In an obituary, The Washington Post noted:

Mr. Clark's most visible moment came March 7, 1965, at the start of a peaceful voting rights march from Selma to the capital city of Montgomery.

Mr. Clark and his men were stationed near Selma's Edmund Pettus Bridge. Alabama State Trooper John Cloud ordered the hundreds of marchers to disperse. When they did not, Mr. Clark commanded his mounted "posse" to charge into the crowd. Tear gas heightened the chaos, and protesters were beaten.

Captured on national television, the Bloody Sunday incident spurred widespread revulsion. Even Gov. George C. Wallace, who had earlier sparked a national showdown over a refusal to integrate public schools, reprimanded the state troopers and Mr. Clark.

== Views on Martin Luther King, Jr. ==
On July 22, 1965, the Texarkana, Texas local branch of the Citizen's Council, a white supremacist organization, sponsored Clark's appearance as a guest at their meeting. During Clark's talk to the group, he recalled of Bloody Sunday, "they sent the so-called preachers." He went on to say of Martin Luther King Jr., "we decided to treat him like the common yellow cur dog that he is."

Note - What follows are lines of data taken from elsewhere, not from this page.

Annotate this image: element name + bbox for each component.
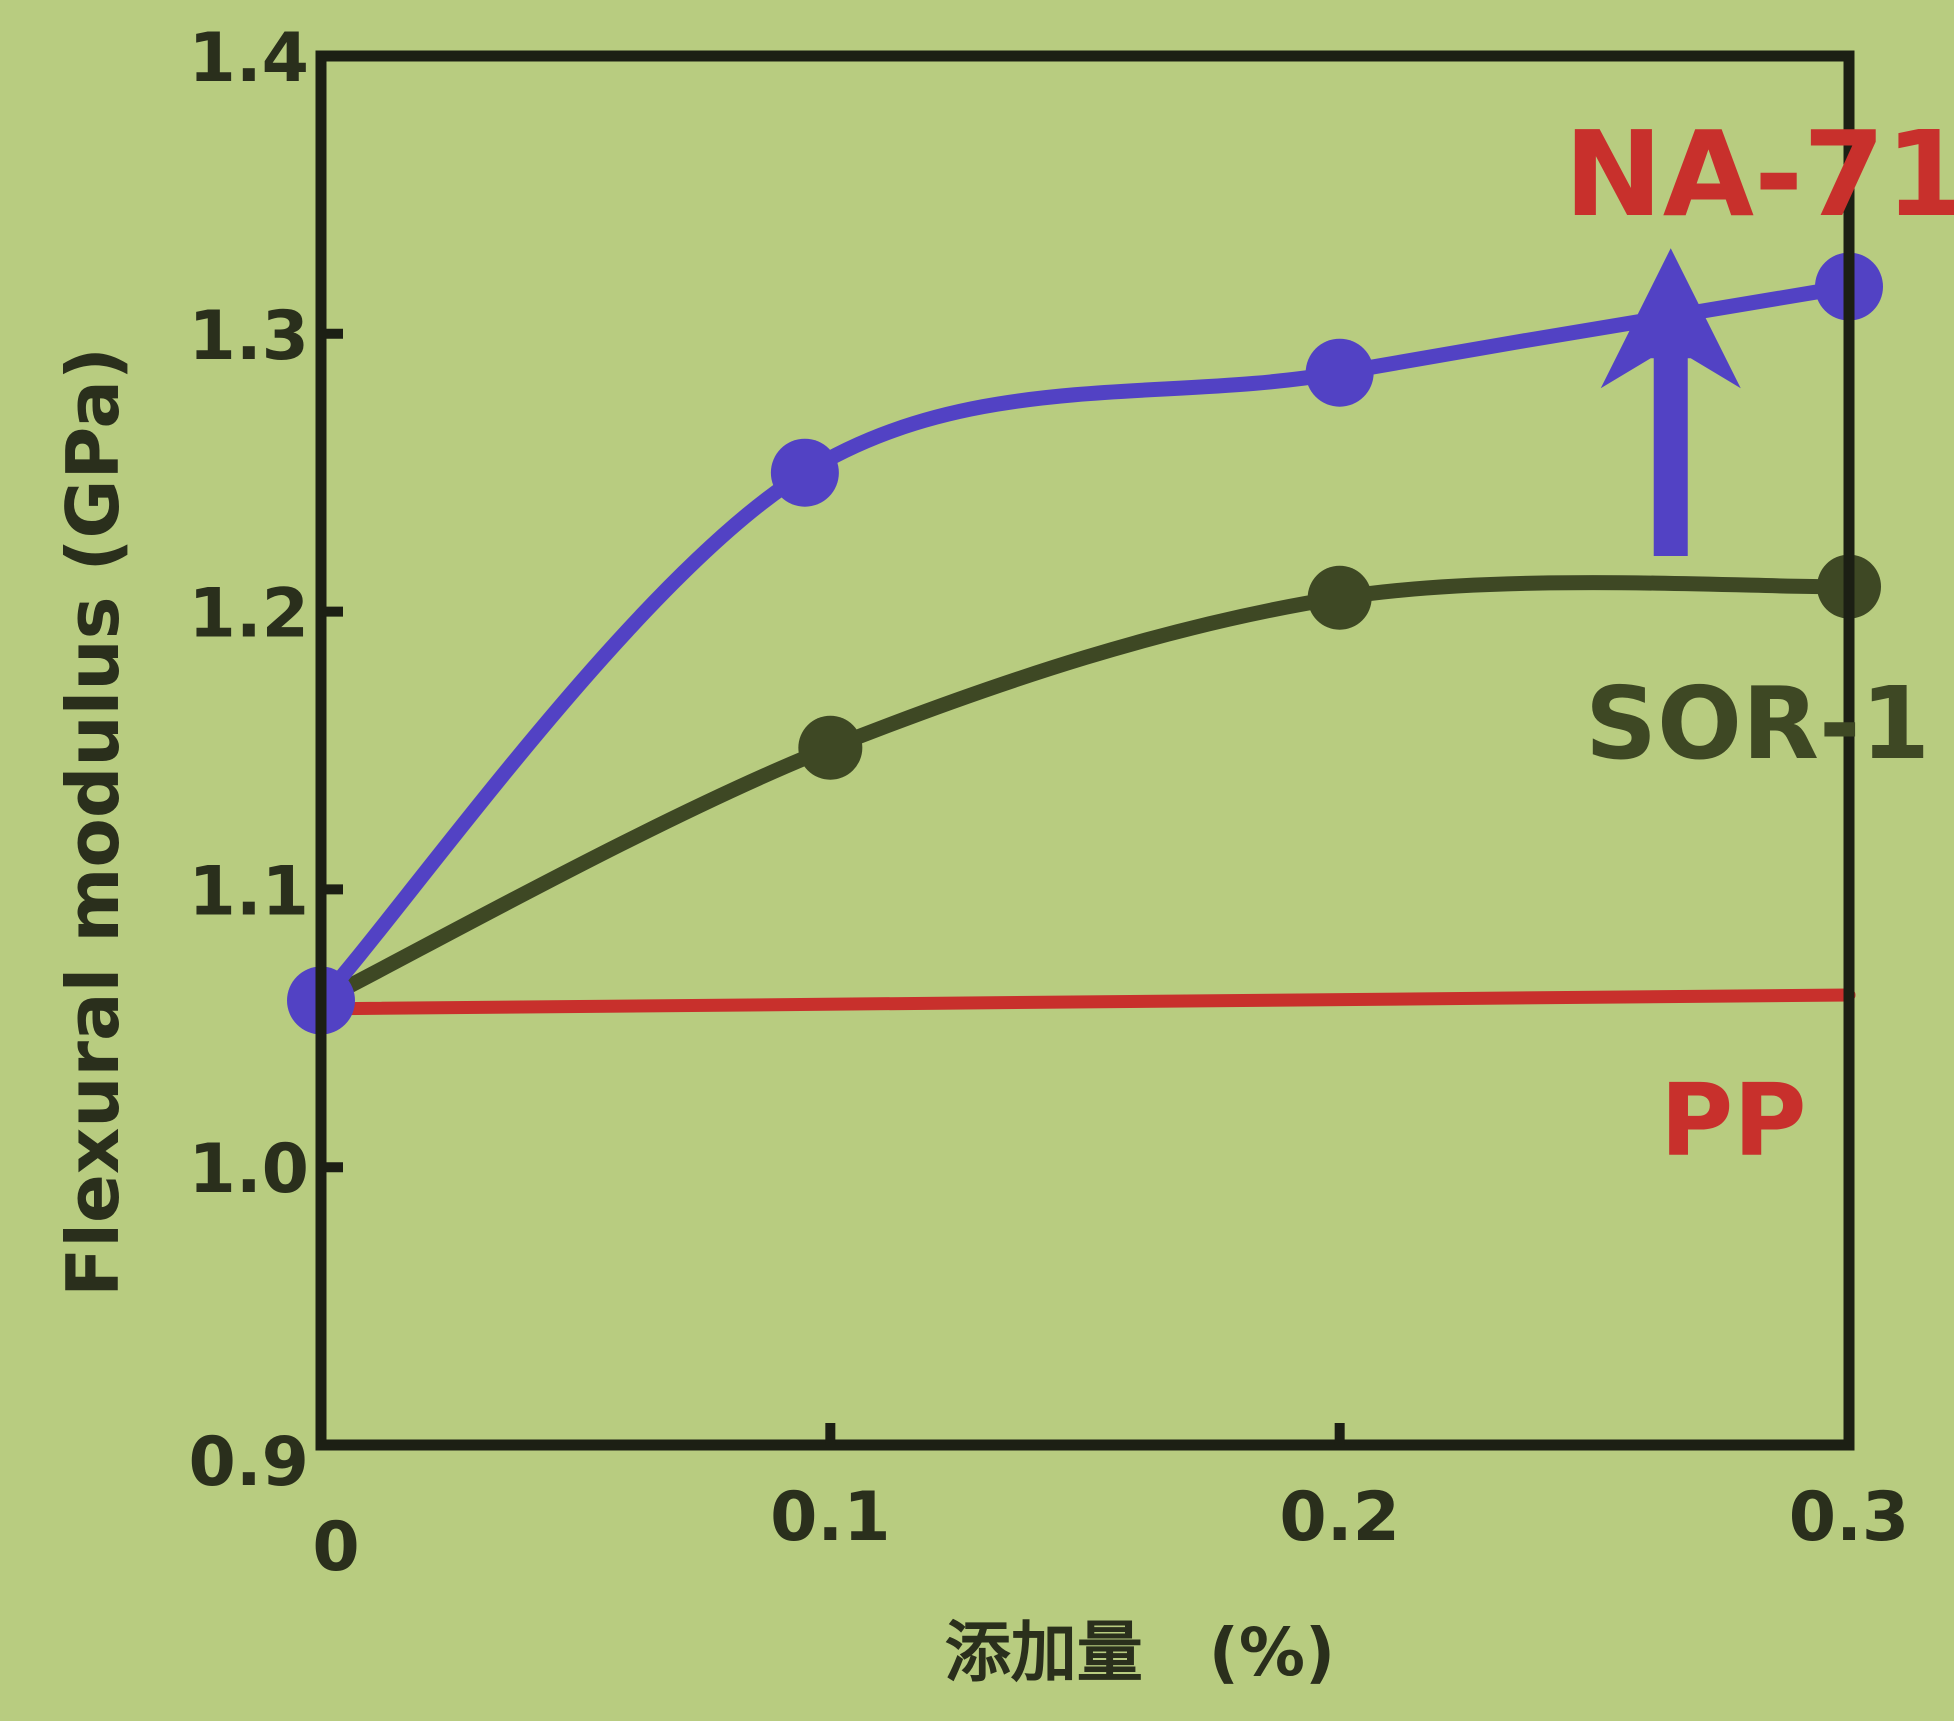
data-point-na-71 <box>1305 338 1374 407</box>
x-tick-label: 0 <box>312 1508 359 1587</box>
y-axis-label: Flexural modulus (GPa) <box>51 347 135 1297</box>
series-line-sor-1 <box>313 575 1857 1009</box>
y-tick-label: 0.9 <box>189 1423 309 1502</box>
data-point-na-71 <box>770 438 839 507</box>
y-tick-label: 1.3 <box>189 297 309 376</box>
x-tick-label: 0.2 <box>1279 1478 1399 1557</box>
x-axis-label: 添加量 (%) <box>945 1614 1335 1691</box>
data-point-sor-1 <box>1307 565 1372 630</box>
y-tick-label: 1.2 <box>189 575 309 654</box>
x-tick-label: 0.3 <box>1789 1478 1909 1557</box>
y-tick-label: 1.0 <box>189 1130 309 1209</box>
data-point-sor-1 <box>798 715 863 780</box>
series-label-sor-1: SOR-1 <box>1585 665 1930 782</box>
series-label-pp: PP <box>1660 1062 1807 1179</box>
y-tick-label: 1.4 <box>189 19 309 98</box>
arrow-up-icon <box>1600 248 1741 389</box>
x-tick-label: 0.1 <box>770 1478 890 1557</box>
series-line-pp <box>314 988 1856 1016</box>
y-tick-label: 1.1 <box>189 852 309 931</box>
series-line-na-71 <box>313 279 1857 1009</box>
plot-frame <box>315 50 1855 1451</box>
series-label-na-71: NA-71 <box>1564 105 1954 243</box>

==Loss of sheriff's office==
Mayor of Selma Joseph Smitherman and Wilson Baker wanted to blunt the force of the campaign by exercising restraint but the voter registration offices were Clark's responsibility. In the 1966 election, following the passage of the Voting Rights Act of 1965, Wilson Baker defeated Clark's write-in campaign, in part because the Act allowed many African-Americans to register to vote and cast ballots against Clark. According to The New York Times the day after the election, "The two men had previously met in the Democratic primary race and Mr. Baker was the winner." Clark attempted to have suppressed 1,600 ballots cast for his opponent due to "irregularities", but court orders placed the votes back on record.

==Later life and death==
Following his defeat, Clark sold mobile homes. He also became involved in a number of dubious enterprises. These included being a broker for 'the Tangible Risk Insurance Company' in Birmingham, which got him indicted with eight other men for mail fraud, to which he pleaded no contest. Then, in 1973, he served in North Carolina as general manager of the Pinehurst Mortgage & Loan Company, which turned out to be a loan-sharking outfit; the company eventually accused Clark of embezzlement but the company itself folded in the face of securities law enforcement. By 1976 Clark was back in Alabama as an officer of 'International Coal & Mining', but one of his partners was prosecuted for fraud and embezzlement. In 1978, a federal grand jury in Montgomery indicted Clark on charges of conspiring to smuggle three tons of marijuana from Colombia. Clark was sentenced to two years in prison and ended up serving nine months. In 2006, he told the Montgomery Advertiser that concerning his actions during the civil rights movement, "Basically, I'd do the same thing today if I had to do it all over again." He died at Elba Nursing and Rehabilitation Center in Elba, Alabama, on June 4, 2007, from a stroke and a heart condition. Amelia Boynton Robinson, whom Clark had arrested in 1965, attended his funeral.